There has also been the accusation of animal (pig gene) in Flavr-Savr tomato; and that tomato has not been produced since 1998? Is this true?

That is a lie. Let us explain to people what is the Flavr-Savr tomato. It is the first GM food crop approved and commercialised in 1994. The tomato was developed by a California-based company called Calgene (not Monsanto). If you remember your high school biology, you would know that the plant cell wall contains pectin. Degradation of the pectin during maturation makes fruits to become soft. The enzyme causing the degradation of the pectin is called polygalacturonase. If this enzyme could be blocked, the fruits would remain firm and have longer shelf life, and there would be no need to pick them while green. A copy of the polygalacturonase gene in reverse sense (genes are oriented) will block the synthesis of polygacturonase. This technique called anti-sense RNA technique was used to develop Flavr-Savr tomato. Animals do not have pectin, nor do they have polygalacturonase. Thus, the gene cannot come from an animal.

And to say that people let Tuta absoluta destroy the tomatoes in Nigeria in order to introduce a non-existing GM tomato is another trick pulled out of the hat.
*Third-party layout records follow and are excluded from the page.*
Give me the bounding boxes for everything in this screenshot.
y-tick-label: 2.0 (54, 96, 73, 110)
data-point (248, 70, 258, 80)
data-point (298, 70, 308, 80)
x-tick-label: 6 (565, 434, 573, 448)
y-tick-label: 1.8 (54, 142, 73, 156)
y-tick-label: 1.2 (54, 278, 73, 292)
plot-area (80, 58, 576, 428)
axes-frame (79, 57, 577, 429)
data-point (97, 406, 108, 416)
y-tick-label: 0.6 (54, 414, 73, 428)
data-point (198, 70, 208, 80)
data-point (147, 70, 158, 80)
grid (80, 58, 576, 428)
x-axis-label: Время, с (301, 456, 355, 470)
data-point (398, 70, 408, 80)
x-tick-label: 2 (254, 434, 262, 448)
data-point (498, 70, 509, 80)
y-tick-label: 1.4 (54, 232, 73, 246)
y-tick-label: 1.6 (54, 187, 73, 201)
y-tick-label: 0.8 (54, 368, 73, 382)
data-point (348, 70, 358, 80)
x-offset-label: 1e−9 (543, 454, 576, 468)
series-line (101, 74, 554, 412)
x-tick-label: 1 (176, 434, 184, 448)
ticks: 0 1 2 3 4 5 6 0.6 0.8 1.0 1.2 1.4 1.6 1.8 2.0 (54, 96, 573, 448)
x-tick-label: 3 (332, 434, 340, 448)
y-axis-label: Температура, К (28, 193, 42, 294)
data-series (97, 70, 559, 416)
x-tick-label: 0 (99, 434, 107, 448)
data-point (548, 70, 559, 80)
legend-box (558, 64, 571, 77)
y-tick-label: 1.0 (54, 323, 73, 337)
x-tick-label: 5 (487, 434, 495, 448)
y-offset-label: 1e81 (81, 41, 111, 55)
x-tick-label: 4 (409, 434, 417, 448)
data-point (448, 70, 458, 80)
How do you think that agriculture based on science and technology might help the Nigerian seed sector overcome its food insecurity?

The anti GM crusaders fail to recognise that the weakness of the seed sector in sub-Saharan Africa is a major constraint to agricultural development. Informed people know that lack of seeds at the beginning of each cropping season is a serious challenge faced by millions of smallholder farmers.

Governments usually intervene to purchase and distribute seeds to these farmers, who otherwise will not be able to plant their food crops. But these frequent government actions would never be successful if they are not supported by the young private seed industry. The development of a strong and viable seed sector (public and private) is of strategic importance.

This simple fact is not understood by our anti- GM activists. Most of the farmers have lost their seed independence since the 1970s because of the recurring drought and the increase poverty in the rural areas. These farmers just cannot save seeds when they don’t have enough to feed their families. Only some idealist young Europeans working for non-governmental organisations and who don’t know the reality are propagating this myth of farmers’ seed independence; by doing so, they are hampering the initiatives for the development of the seed sector.

The development of a vibrant domestic commercial agricultural system is an imperative; otherwise Nigeria will continue their massive imports of basic food, and will not have extra money to invest in other vital sectors of the economy. Maybe this is exactly the objective of our anti-GM activists, who keep on repeating that there is no need to increase agricultural productivity because the world produce enough food to feed six times its population.

They do not understand that this type of language used by anti-GM NGOs in Europe are sugar-coated poisons that hide a darker agenda, which is maintaining African countries, particularly countries like Nigeria that have huge oil revenues in a state of chronic food dependence so that a large part of these revenues would be spent on food import from Europe.